9 de octubre de 2016
(Los procesados le montaron una bronca de bienvenida al fiscal anticorrupción porque se refirió a la tarjetas como «tarjetas ‘black’»)
Sesenta y seis criaturas patrias, en la flor de sus vidas y en la flor de la canela, como quien dice empezando a volar del nido, ángeles custodios, bellísimas personas, todo corazón, espartanos como soldados en plena batalla en sus gastos y gustos, humanistas convencidos, solidarios a plomo, incorruptibles, íntegros, éticos, filósofos de la contemporaneidad, excelentes gestores del dinero ajeno, damas y caballeros, gente de paz, listos como el hambre, varias veces todos doctores ‘honoris causa’, coherentes cien por cien con sus ideologías –qué bien, qué gusto da la pluralidad: los hay de izquierdas y de derechas, qué monos todos…–. Ahí están, 66 ejemplos de ahorro responsable a seguir, 66 procesados en el juicio de las tarjetas ‘black’ –opacas, dicho en español de Cervantes, en cuyo IV Centenario es México, y no España, el país que le va a dedicar el gran evento cultural que se merece– de Caja Madrid y Bankia.
Doce millones invisibles para el fisco se bebieron, se comieron y se regalaron a sí mismos y a sus familiares, amigos y amantes los procesados, por supuesto todos ellos indignados con la situación tan injusta de la que son objeto hoy por parte de la Justicia, que es muy caprichosa y muy suya. A la cabeza de las eminencias, dos hombres, un destino y muy distinta cabellera: Miguel Blesa, o sea nadie; y Rodrigo Rato, quien podría haber llegado a ser presidente de España, lo cual, no lo nieguen, hace que se mire a Mariano Rajoy, pese a todos los pesares –uno de los pesares llamado Luis Bárcenas– de otro modo. La Fiscalía pide seis años a la sombra para el primero, y cuatro años y medio para el segundo, bajo cuyas presidencias, consejeros y directivos estaban encantados de no tener que llevarse de casa el bocadillo y un plátano.

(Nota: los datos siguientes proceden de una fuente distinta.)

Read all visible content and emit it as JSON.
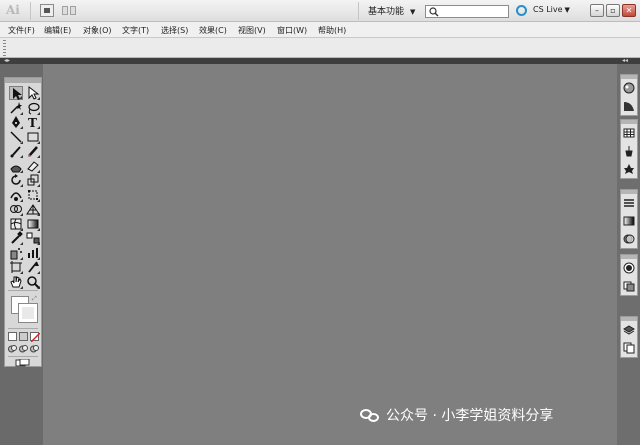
{
  "titlebar": {
    "app_logo": "Ai",
    "workspace_label": "基本功能",
    "search_value": "",
    "cs_live_label": "CS Live",
    "minimize_icon": "minimize-icon",
    "restore_icon": "restore-icon",
    "close_icon": "close-icon"
  },
  "menu": {
    "items": [
      "文件(F)",
      "编辑(E)",
      "对象(O)",
      "文字(T)",
      "选择(S)",
      "效果(C)",
      "视图(V)",
      "窗口(W)",
      "帮助(H)"
    ]
  },
  "toolbox": {
    "tools": [
      "selection-tool-icon",
      "direct-selection-tool-icon",
      "magic-wand-tool-icon",
      "lasso-tool-icon",
      "pen-tool-icon",
      "type-tool-icon",
      "line-segment-tool-icon",
      "rectangle-tool-icon",
      "paintbrush-tool-icon",
      "pencil-tool-icon",
      "blob-brush-tool-icon",
      "eraser-tool-icon",
      "rotate-tool-icon",
      "scale-tool-icon",
      "warp-tool-icon",
      "free-transform-tool-icon",
      "shape-builder-tool-icon",
      "perspective-grid-tool-icon",
      "mesh-tool-icon",
      "gradient-tool-icon",
      "eyedropper-tool-icon",
      "blend-tool-icon",
      "symbol-sprayer-tool-icon",
      "column-graph-tool-icon",
      "artboard-tool-icon",
      "slice-tool-icon",
      "hand-tool-icon",
      "zoom-tool-icon"
    ],
    "fill_color": "#ffffff",
    "stroke_color": "#e9e9e9",
    "color_modes": [
      "color-mode-icon",
      "gradient-mode-icon",
      "none-mode-icon"
    ],
    "draw_modes": [
      "draw-normal-icon",
      "draw-behind-icon",
      "draw-inside-icon"
    ],
    "screen_mode_icon": "screen-mode-icon"
  },
  "right_panels": [
    [
      "color-panel-icon",
      "color-guide-panel-icon"
    ],
    [
      "swatches-panel-icon",
      "brushes-panel-icon",
      "symbols-panel-icon"
    ],
    [
      "stroke-panel-icon",
      "gradient-panel-icon",
      "transparency-panel-icon"
    ],
    [
      "appearance-panel-icon",
      "graphic-styles-panel-icon"
    ],
    [
      "layers-panel-icon",
      "artboards-panel-icon"
    ]
  ],
  "watermark": {
    "text": "公众号 · 小李学姐资料分享"
  },
  "colors": {
    "canvas": "#7f7f7f",
    "cs_live_accent": "#2a8fc8",
    "close_button": "#c24a3a"
  }
}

El juicio, que preside la magistrada ‘azote de etarras’ Ángela Murillo, la que llamó lo que es al etarra ‘cabrón’ ‘Txapote’, no empezó siendo muy del agrado de los 66 elegidos para la gloria, que le montaron una bronca de bienvenida al fiscal anticorrupción, Alejandro Luzón, porque se refirió a la tarjetas como «tarjetas ‘black’», y los arcángeles entendieron que estaba prejuzgando, que estaba echando leña al fuego, dándole caña al mono y, casi, ofendiendo la memoria de sus familiares, amigos, conocidos y vecinos difuntos, que en paz descansen.
No sé si llegará a perder la calma Murillo conforme vayan explicando la desvergonzada utilización para todo de todo lo imaginable de las tarjetas dichosas, con las que se vieron el cielo de las compras abierto de par en par, y tonto de baba el último que no tire de saldo para casa. Un ejemplo entre un millón: Ricardo Romero de Tejada, con unos apellidos muy de la morena de mi copla, tendrá que explicar muy bien por qué tiene la cara pétrea de considerar gastos de representación los 1.400 euros que gastó en herrajes de lujo para su yeguada, que todo lo tiene mi María Antonieta, y los nada menos que 26.000 que se fumó en puros, mientras tarareaba, a mayor gloria de la adormecida sociedad española que durante años se ha dejado robar la ropa mientras nadaba en Babia, eso de «fumando espero…».
Romero de Tejada pensaba que el humo se lo llevaría el aire, mientras que el empresario Arturo Fernández, con ese desparpajo suyo tan de español hecho un toro bravo a sí mismo, ya le soltó en su día al juez instructor Andreu que creía que la tarjeta B con la que había pagado con mucho gusto las comidas que se metía entre pecho y espalda en los restaurantes de su propiedad, a los que acudía a hacer gasto con el dinero de otros porque «son más baratos y porque son míos», era una tarjeta ¡transparente! Claro, hombre, y ¡comestible!
Habrá que esperar a que se pronuncie la Justicia, por supuesto, que ha de repartir estos días, ¡ya era hora!, esfuerzos y escalofríos con el ‘caso Gürtel’, que todavía da más asco, más que pensar y más quebraderos de cabeza a la gobernabilidad de España, porque, como dice Soraya Sáenz de Santamaría, a la que nombro en este momento mi filósofa de cabecera: «No conviene merendarse la cena». Eso, no.